Connected through a mutual friend, Zimmerman agreed to meet with Alexander Nikolavevich Mikheyev for what he thought was a simple “Welcome-to-D.C.” lunch, but became suspicious of the Soviet tourist after he began pushing for information on a classified file.

In a story retold in some detail in a 2008 interview and reported in multiple news accounts of the time, Zimmerman expressed his concerns to the FBI.

Mikheyev seemed particularly interested in a file known as NSDD-75, President Ronald Reagan’s classified national security directive, which reportedly described how the U.S. would apply social and economic pressures to destabilize the Soviet Union and undermine Moscow’s authority over the country’s citizens.

The FBI decided to recruit Zimmerman for a sting of sorts.

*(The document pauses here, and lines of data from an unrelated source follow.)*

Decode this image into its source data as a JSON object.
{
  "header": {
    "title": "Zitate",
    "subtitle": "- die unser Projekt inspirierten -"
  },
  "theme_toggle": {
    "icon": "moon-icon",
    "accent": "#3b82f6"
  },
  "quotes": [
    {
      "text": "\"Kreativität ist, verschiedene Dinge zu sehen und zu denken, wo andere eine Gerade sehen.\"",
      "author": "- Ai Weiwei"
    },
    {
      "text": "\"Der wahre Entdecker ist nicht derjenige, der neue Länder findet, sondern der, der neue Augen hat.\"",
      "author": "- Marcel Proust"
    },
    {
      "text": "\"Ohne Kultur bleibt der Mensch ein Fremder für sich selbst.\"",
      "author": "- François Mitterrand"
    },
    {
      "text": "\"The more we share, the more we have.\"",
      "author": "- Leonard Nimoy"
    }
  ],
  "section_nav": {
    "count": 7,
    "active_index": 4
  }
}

“The aim was that the FBI would construct a fake, legalese-infested document that, without hours of study, would appear to be the real McCoy,” Zimmerman said in an interview years later with Grove City College’s Center for Vision & Values. “I was going to hand it over just before he descended the escalator at the Metro station. The FBI planned to grab him with the document at the base of the stairs before he could get on the subway.

“Somehow, Mikheyev got wind that something was up and unexpectedly headed for JFK to catch a plane back to Moscow,” he continued. “The FBI grabbed him at the airport in New York, brought him before [U.S. ambassador to the United Nations] Jeanne Kirkpatrick, and she kicked him out of the country.”

According to press coverage at the time, Zimmerman helped the FBI use listening devices to record conversations with Mikheyev and ultimately round up two additional Soviet spies as well.